The most common transformations are:

  • Parse log pattern using Log Parser.

  • Remove unnecessary fields with Field Remover.

  • Rename or change a field's case using Field Renamer.

  • Generate new fields using Expression Evaluators.

  • Enrichment using Redis Lookup or Apache Solr as key value stores. For example:

    • Add an environment field (prod, stage, qa, dev) using the hostname as key

    • Add company details using their tax identification number

    • IP geolocation lookup

  • Convert date to UTC or string to numbers using Field Type Converter.

  • Discard records or route them to different Kafka topics using Stream Selector.

  • Flatten fields with Field Flattener.

  • Some complex business rules written in Jython.

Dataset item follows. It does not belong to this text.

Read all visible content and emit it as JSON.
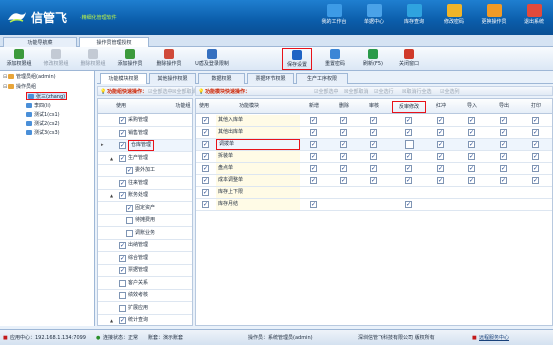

  • Generate fields year, month, day for partitioning in Kudu.

  • Generate Globally Unique Identifier (GUID / UUID).

  • Parse date fields.

The following is our “2 - Apache Access - Parser” pipeline:



1. Consumes logs from the "raw" topic
2. Converts HTTP body to Json
3. Pivot Body fields to the root of the Record
4. Route apache error and apache access to different paths

   1.1. Parse apache error
   1.2. Add Kafka destination: parsed.apache_error topic

   2.1. Parse apache access
   2.2. Add Kafka destination: parsed.apache_access topic

5. Flatten fields
6. Remove headers and parsed names
7. Remove fields with raw data
8. Clean host names (lowercase and remove domain)
9. Solve environment using Redis
10. Add an ID field with an UUID
11. Convert dates to ISO
12. Convert timestamp fields to Long
13. Convert timestamps to milliseconds
14. Resolve apache access refererer
15. For apache access logs, use the IP address to identify geolocation
    using Apache Solr
16. Write the log to project_name.parsed.apache_access
    or project_name.parsed.apache_error

Stage 3 - Storage & Visualization Pipelines

The third pipeline consumes the parsed data from the topic and sends it to:

  • A Kudu table

  • HDFS folder

  • External storage (outside our cluster) such as Oracle databases

  • NAS storage for historical and backup such as EMC Isilon

  • Apache Solr

  • External Kafka Brokers (outside our cluster)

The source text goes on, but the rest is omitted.